武藤 先日、松澤理事長から学生の就職活動に関する貴重なアドバイスをいただきました。私たち大学人は、企業現場を熟知された理事長からの教育や学生の就職指導・支援に関する御見識にとても期待しているのです。
司会 本学にも少なからず企業経験のある教員がおりますが、こうした先生方は、たとえば就職指導などの面で、実にパワフルに活躍されています。本学教員も、これからはもっと積極的に企業の方々と交流する必要があるかもしれません。
松澤 それでしたら、校友の企業人の会である「青山会ネットワーク」に業種別の青山会が結成されていますから、大学各学部の先生方とこうした企業人OB・OGとの交流の場を持つというのもひとつのアイデアではないでしょうか。
司会 それはいいですね。
松澤 では、私から各青山会の責任者の方々に声をかけて、早急に実現させましょう。
武藤 ありがとうございます。

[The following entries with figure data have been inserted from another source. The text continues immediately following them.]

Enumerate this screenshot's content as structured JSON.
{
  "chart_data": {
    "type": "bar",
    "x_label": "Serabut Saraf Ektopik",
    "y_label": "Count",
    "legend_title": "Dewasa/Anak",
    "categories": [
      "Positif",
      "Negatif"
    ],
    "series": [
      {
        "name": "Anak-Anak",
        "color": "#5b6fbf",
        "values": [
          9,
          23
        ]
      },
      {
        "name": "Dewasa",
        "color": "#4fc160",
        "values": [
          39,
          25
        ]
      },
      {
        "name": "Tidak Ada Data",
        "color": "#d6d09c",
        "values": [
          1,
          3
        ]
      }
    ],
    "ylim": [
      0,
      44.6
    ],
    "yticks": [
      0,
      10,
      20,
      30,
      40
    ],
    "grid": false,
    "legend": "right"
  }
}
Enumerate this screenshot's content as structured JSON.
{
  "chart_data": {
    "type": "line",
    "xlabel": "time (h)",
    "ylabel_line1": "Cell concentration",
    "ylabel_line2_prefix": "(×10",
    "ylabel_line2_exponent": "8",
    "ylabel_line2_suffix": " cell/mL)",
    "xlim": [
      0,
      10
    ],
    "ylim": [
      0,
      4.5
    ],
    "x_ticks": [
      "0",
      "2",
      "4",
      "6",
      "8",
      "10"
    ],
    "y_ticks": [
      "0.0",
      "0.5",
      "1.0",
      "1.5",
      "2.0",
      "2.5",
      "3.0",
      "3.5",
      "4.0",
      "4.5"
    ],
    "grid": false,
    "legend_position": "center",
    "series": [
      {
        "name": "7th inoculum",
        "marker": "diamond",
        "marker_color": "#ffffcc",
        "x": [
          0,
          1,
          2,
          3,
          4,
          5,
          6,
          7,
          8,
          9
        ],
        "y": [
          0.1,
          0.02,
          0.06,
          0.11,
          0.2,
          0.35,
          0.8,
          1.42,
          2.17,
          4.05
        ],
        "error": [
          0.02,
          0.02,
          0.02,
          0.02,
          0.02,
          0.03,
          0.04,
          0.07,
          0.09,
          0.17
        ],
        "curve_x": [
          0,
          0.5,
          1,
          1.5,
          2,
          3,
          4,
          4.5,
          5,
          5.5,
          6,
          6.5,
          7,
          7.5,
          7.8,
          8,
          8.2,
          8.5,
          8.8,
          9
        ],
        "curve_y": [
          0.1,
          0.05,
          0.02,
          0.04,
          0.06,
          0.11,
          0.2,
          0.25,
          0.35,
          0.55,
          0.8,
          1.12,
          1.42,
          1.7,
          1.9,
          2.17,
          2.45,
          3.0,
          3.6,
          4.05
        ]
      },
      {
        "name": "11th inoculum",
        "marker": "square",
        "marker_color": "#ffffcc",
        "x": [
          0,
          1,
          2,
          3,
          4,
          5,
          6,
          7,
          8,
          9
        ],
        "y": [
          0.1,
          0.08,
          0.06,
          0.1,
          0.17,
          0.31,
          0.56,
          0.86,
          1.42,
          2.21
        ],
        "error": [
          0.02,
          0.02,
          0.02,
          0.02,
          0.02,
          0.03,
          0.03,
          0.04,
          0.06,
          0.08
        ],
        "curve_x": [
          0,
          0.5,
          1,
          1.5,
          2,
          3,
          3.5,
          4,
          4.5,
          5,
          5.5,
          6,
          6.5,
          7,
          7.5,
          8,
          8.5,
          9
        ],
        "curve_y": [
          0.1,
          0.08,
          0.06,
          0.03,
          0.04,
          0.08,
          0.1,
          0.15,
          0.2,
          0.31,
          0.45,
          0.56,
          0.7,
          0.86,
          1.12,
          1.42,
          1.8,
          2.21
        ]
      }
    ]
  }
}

今後もさまざまなことで頼りにさせていただくことになるかもしれません。お忙しいとは思いますが、よろしくお願いいたします。
松澤 いえいえ、忙しいのはまったく気になりません。何しろ私は、大学卒業以来、現在までずっと忙しく働いてきたのですから(笑)。どうか遠慮なく私を学院のために働かせてください。
司会 では、最後に『AGU NEWS』をお読みいただいている学生の保護者の方々に向けて、松澤理事長からメッセージをお願い致します。
松澤 教育とは、当たり前ですが、一人ひとりの人生にとって大切なことを、毎日の生活の中で着実に実行していくことではないかと思っています。青山学院から謙虚で、堅実で、しかし積極的に自らの人生を切りひらく気概を持つ若者をできるだけ多く輩出できるよう、今後、全力投球で理事長の責任を果たす所存です。どうか、お子様を通わせている青山学院を、私にまかせてください!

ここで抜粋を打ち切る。